Merge k Sorted Lists hard

Problem Statement

Merge k sorted linked lists and return it as one sorted list. Analyze and describe its complexity.

Example 1

Input: lists = [[1,4,5],[1,3,4],[2,6]] Output: [1,1,2,3,4,4,5,6] Explanation: The linked-lists are: [ 1->4->5, 1->3->4, 2->6 ] merging them into one sorted list: 1->1->2->3->4->4->5->6

Example 2

Input: lists = [] Output: []

Steps

1. Handle Empty Input: If the input list lists is empty, return an empty list.

2. Choose a Merge Strategy: We'll use a priority queue (min-heap) to efficiently merge the lists.

3. Initialize Priority Queue: Create a min-heap that stores tuples of the form (node->val, node), where node is a node from one of the input lists. Initially, add the first node from each non-empty input list to the heap.

4. Iterative Merging: While the heap is not empty:

   • Extract the minimum element (node with smallest value) from the heap.
   • Append the node's value to the result list.
   • If the extracted node has a next node, add the next node to the heap.

5. Return Result: Return the sorted linked list constructed in step 4.

Explanation

The key to solving this problem efficiently is using a priority queue (min-heap). A min-heap allows us to quickly find the smallest element among all the lists. By repeatedly extracting the smallest element and adding its successor (if it exists), we build the merged sorted list. This approach avoids the need for pairwise merging of lists, which would have a higher time complexity.

Code

#include <iostream>
#include <vector>
#include <queue>

struct ListNode {
    int val;
    ListNode *next;
    ListNode() : val(0), next(nullptr) {}
    ListNode(int x) : val(x), next(nullptr) {}
    ListNode(int x, ListNode *next) : val(x), next(next) {}
};

ListNode* mergeKLists(std::vector<ListNode*>& lists) {
    if (lists.empty()) return nullptr;

    std::priority_queue<std::pair<int, ListNode*>, std::vector<std::pair<int, ListNode*> >, std::greater<std::pair<int, ListNode*> > > pq;

    // Add the first node of each list to the priority queue
    for (ListNode* list : lists) {
        if (list != nullptr) {
            pq.push({list->val, list});
        }
    }

    ListNode* dummy = new ListNode();
    ListNode* tail = dummy;

    while (!pq.empty()) {
        ListNode* curr = pq.top().second;
        pq.pop();
        tail->next = curr;
        tail = tail->next;

        if (curr->next != nullptr) {
            pq.push({curr->next->val, curr->next});
        }
    }

    return dummy->next;
}


int main() {
    // Example usage:
    ListNode* l1 = new ListNode(1);
    l1->next = new ListNode(4);
    l1->next->next = new ListNode(5);

    ListNode* l2 = new ListNode(1);
    l2->next = new ListNode(3);
    l2->next->next = new ListNode(4);

    ListNode* l3 = new ListNode(2);
    l3->next->next = new ListNode(6);

    std::vector<ListNode*> lists = {l1, l2, l3};
    ListNode* mergedList = mergeKLists(lists);

    while (mergedList != nullptr) {
        std::cout << mergedList->val << " ";
        mergedList = mergedList->next;
    }
    std::cout << std::endl; // Output: 1 1 2 3 4 4 5 6

    return 0;
}

Complexity

• Time Complexity: O(N log k), where N is the total number of nodes across all k lists.

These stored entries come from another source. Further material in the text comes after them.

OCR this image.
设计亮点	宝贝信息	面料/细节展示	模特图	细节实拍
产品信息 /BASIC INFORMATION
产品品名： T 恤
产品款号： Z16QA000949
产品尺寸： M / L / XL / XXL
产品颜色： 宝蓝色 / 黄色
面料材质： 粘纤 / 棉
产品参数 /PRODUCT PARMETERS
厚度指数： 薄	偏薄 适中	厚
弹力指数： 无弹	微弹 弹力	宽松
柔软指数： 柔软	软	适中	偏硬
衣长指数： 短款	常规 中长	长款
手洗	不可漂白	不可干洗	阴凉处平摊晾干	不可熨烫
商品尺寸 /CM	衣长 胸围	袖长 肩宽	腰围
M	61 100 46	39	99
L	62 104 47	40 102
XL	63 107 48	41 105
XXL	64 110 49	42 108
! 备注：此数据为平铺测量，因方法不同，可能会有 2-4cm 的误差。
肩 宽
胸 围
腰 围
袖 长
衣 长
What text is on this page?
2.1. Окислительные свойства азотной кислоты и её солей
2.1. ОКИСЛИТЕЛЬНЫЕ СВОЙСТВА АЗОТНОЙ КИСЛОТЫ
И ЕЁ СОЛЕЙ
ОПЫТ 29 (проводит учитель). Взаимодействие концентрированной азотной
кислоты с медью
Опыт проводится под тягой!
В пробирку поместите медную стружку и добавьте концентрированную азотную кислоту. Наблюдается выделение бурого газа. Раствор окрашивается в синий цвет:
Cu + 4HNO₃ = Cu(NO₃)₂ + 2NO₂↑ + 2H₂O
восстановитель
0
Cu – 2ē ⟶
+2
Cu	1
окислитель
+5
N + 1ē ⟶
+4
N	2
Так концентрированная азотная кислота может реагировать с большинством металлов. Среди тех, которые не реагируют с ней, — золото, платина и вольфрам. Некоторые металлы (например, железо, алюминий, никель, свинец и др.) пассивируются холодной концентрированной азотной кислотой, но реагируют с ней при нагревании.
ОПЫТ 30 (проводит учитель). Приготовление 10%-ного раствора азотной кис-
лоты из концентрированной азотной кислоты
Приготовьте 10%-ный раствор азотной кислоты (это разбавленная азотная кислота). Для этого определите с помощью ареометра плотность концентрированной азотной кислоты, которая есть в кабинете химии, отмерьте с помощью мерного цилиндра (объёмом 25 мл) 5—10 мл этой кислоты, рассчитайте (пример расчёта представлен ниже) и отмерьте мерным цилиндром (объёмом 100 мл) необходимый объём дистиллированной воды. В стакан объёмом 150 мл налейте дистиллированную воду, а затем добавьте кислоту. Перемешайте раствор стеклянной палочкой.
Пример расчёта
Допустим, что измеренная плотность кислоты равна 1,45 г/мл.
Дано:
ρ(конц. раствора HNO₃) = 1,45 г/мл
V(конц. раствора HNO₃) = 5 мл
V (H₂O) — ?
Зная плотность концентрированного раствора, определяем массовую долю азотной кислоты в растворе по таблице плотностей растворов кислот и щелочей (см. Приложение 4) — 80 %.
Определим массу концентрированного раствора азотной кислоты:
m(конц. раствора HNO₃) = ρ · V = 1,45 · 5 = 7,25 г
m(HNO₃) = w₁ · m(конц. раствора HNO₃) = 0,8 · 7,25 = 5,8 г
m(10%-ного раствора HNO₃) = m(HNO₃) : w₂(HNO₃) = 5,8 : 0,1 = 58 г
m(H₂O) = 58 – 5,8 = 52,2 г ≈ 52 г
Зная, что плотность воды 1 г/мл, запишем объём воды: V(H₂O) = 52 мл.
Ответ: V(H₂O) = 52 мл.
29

This is because we add and remove each node from the priority queue at most once. The priority queue operations (insertion and extraction) take O(log k) time.

• Space Complexity: O(k), where k is the number of linked lists. This is the space used by the priority queue to store the smallest node from each list. In the worst case, all k lists can have their first nodes in the heap at the same time.